L’équipe a découvert que la majorité des reptiles réagissaient instantanément aux sons. Alors que certains se sont contentés de se tourner, de s’arrêter à quelques centimètres des haut-parleurs et de les fixer depuis la surface de leurs étangs, d’autres se sont approchés furtivement et ont essayé de mordre les dispositifs. Ces réponses avaient tendance à être plus rapides à mesure que les sons avaient de hauts niveaux de stress, qu’ils proviennent des petits singes ou de bébés humains. « Les crocodiles sont généralement des animaux plutôt immobiles. Donc, lorsque vous diffusez un enregistrement d’un bébé qui pleure et que cinq ou sept crocodiles se lèvent et bougent soudainement, c’est une réaction assez forte », explique l’un des experts, Nicolas Grimault de l’Université de Lyon.
Bien que la plupart des réponses ressemblaient à de la prédation, certaines avaient l’air de ne pas représenter un véritable danger. L’une des femelles s’était apparemment dirigée vers les haut-parleurs pour se retourner soudainement, comme pour barrer le chemin au reste de la troupe. Les chercheurs estiment qu’il pourrait s’agir là d’un instinct de protection maternelle. « Il ne peut être entièrement exclu que certains (en particulier des femelles) aient répondu dans un contexte de soins parentaux », écrivent-ils dans leur article.
Plus étonnant encore, les réactions des crocodiles étaient plus fortes à mesure que les sons présentaient des caractéristiques acoustiques irrégulières, surtout lorsque les fréquences étaient plus élevées — indiquant un plus haut niveau de stress émotionnel. À savoir que nous humains pouvons parfois confondre les valences émotionnelles des sons, car nous nous basons sur la tonalité ou le volume du cri. En revanche, les crocodiles s’appuient sur la fréquence et seraient ainsi plus efficaces pour évaluer les niveaux de détresse.
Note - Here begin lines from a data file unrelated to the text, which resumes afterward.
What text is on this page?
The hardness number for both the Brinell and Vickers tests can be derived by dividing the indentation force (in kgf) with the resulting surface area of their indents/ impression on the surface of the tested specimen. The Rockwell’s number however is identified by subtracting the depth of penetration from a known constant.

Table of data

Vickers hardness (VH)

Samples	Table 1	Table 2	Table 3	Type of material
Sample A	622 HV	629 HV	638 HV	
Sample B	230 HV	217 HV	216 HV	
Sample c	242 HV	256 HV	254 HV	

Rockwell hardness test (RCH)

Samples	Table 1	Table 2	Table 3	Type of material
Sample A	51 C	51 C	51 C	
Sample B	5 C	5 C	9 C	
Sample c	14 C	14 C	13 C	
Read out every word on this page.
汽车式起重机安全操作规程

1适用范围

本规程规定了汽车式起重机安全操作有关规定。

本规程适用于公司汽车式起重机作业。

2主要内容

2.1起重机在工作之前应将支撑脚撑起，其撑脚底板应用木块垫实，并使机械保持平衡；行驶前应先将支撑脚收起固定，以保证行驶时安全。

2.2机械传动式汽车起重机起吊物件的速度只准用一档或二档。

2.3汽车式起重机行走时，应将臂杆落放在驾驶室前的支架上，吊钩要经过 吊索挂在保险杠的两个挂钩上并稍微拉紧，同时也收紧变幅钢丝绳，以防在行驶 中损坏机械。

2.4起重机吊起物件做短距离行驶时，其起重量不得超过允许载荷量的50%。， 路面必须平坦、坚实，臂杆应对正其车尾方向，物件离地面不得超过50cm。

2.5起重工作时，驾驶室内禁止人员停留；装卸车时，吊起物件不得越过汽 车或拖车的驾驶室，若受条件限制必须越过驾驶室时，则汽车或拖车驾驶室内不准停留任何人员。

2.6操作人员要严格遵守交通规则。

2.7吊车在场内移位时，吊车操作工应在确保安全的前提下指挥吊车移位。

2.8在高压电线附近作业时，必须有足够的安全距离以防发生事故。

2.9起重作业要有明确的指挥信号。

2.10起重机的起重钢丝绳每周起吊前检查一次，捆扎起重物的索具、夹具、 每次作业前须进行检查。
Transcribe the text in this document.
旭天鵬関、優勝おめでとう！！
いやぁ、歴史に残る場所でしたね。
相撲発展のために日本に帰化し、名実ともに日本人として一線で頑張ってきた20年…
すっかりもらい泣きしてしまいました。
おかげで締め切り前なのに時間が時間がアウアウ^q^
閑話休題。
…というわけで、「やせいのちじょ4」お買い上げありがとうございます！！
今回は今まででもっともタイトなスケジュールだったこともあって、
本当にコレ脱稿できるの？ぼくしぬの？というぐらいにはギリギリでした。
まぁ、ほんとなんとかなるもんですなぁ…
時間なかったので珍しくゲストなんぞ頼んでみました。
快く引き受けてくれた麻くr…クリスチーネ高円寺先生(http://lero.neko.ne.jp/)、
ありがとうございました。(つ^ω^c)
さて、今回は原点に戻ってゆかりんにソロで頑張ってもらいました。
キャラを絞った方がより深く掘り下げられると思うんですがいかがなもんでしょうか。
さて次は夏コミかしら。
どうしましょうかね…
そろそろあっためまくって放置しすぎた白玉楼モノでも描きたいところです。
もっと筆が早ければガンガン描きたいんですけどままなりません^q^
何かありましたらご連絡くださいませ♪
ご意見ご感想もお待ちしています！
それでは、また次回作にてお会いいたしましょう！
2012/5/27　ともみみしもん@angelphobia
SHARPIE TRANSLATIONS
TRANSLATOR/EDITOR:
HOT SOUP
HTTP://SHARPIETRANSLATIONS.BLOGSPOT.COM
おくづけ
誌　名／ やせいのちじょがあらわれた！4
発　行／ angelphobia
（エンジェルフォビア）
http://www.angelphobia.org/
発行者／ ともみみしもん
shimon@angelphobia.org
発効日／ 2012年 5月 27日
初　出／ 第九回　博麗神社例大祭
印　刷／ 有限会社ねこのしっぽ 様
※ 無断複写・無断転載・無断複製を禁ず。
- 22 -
Ces résultats confirment les recherches précédentes en mettant en évidence que les caractéristiques acoustiques codant l’information dans les signaux sonores des vertébrés ne sont pas forcément identiques d’une espèce à l’autre. Par ailleurs, il est possible que les crocodiles aient évolué en apprenant à être sensibles aux pleurs des bébés humains, car ils étaient déjà abondants dans la vallée du Nil, à l’époque de nos premiers ancêtres africains.